Weaknesses of imaging brain activity with voltage-sensitive dyes include the following problems:
- Voltage-sensitive dyes may respond very differently from one preparation to another; typically tens of dyes must be tested in order to obtain an optimal signal., imaging parameters, such as excitation wavelength, emission wavelength, exposure time, should also be optimized.
- Voltage-sensitive dyes often fail to penetrate through connective tissue or move through intracellular spaces to the region of membrane desired for study. Staining is a serious issue in applications of these dyes. Water-soluble dyes, such as ANNINE-6plus, ElectroFluor-530s, or di-2-ANEPEQ, do not suffer this problem.

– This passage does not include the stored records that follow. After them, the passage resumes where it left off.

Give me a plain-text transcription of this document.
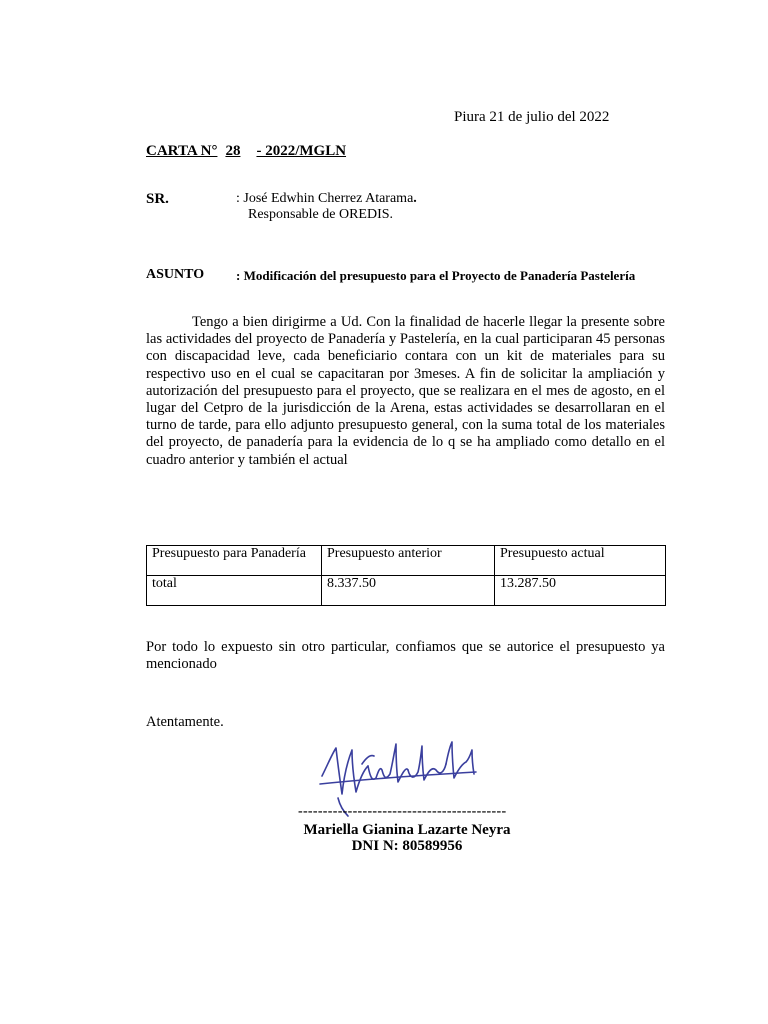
Piura 21 de julio del 2022
CARTA N° 28 - 2022/MGLN
SR.	: José Edwhin Cherrez Atarama.
Responsable de OREDIS.
ASUNTO : Modificación del presupuesto para el Proyecto de Panadería Pastelería
Tengo a bien dirigirme a Ud. Con la finalidad de hacerle llegar la presente sobre las actividades del proyecto de Panadería y Pastelería, en la cual participaran 45 personas con discapacidad leve, cada beneficiario contara con un kit de materiales para su respectivo uso en el cual se capacitaran por 3meses. A fin de solicitar la ampliación y autorización del presupuesto para el proyecto, que se realizara en el mes de agosto, en el lugar del Cetpro de la jurisdicción de la Arena, estas actividades se desarrollaran en el turno de tarde, para ello adjunto presupuesto general, con la suma total de los materiales del proyecto, de panadería para la evidencia de lo q se ha ampliado como detallo en el cuadro anterior y también el actual
Presupuesto para Panadería	Presupuesto anterior	Presupuesto actual
total	8.337.50	13.287.50
Por todo lo expuesto sin otro particular, confiamos que se autorice el presupuesto ya mencionado
Atentamente.
------------------------------------------
Mariella Gianina Lazarte Neyra
DNI N: 80589956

- On the other hand, if the dyes are too water-soluble, staining may not persist. This can be addressed by utilizing dyes containing longer alkyl chains to increase lipophilicity.
- Noise is a problem in all preparations with voltage-sensitive dyes and in certain preparations the signal may be significantly obscured. Signal to noise ratios can be improved with spatial filtering or temporal filtering algorithms. Many such algorithms exist; one signal processing algorithm can be found in recent work with the ANNINE-6plus dye.
- Cells may be permanently affected by treatments. Lasting pharmacological effects are possible, and the photodynamics of the dyes can be damaging. Recently developed fuorinated voltages sensitive dyes have been shown to mitigate these effects.

==Uses==
Voltage-sensitive dyes have been used to measure neural activity in several areas of the nervous system in a variety of organisms, including the squid giant axon, whisker barrels of the rat somatosensory cortex, olfactory bulb of the salamander, visual cortex of the cat, optic tectum of the frog, and the visual cortex of the rhesus monkey.

Many applications in cardiac electrophysiology have been published, including ex vivo mapping of electrical activity in whole hearts from various animal species, subcellular imaging from single cardiomyocytes, and even mapping both sinus rhythms and arrhythmias in open heart in vivo pig, where motion artifacts could be eliminated by dual wavelength ratio imaging of the voltage sensitive dye fluorescence.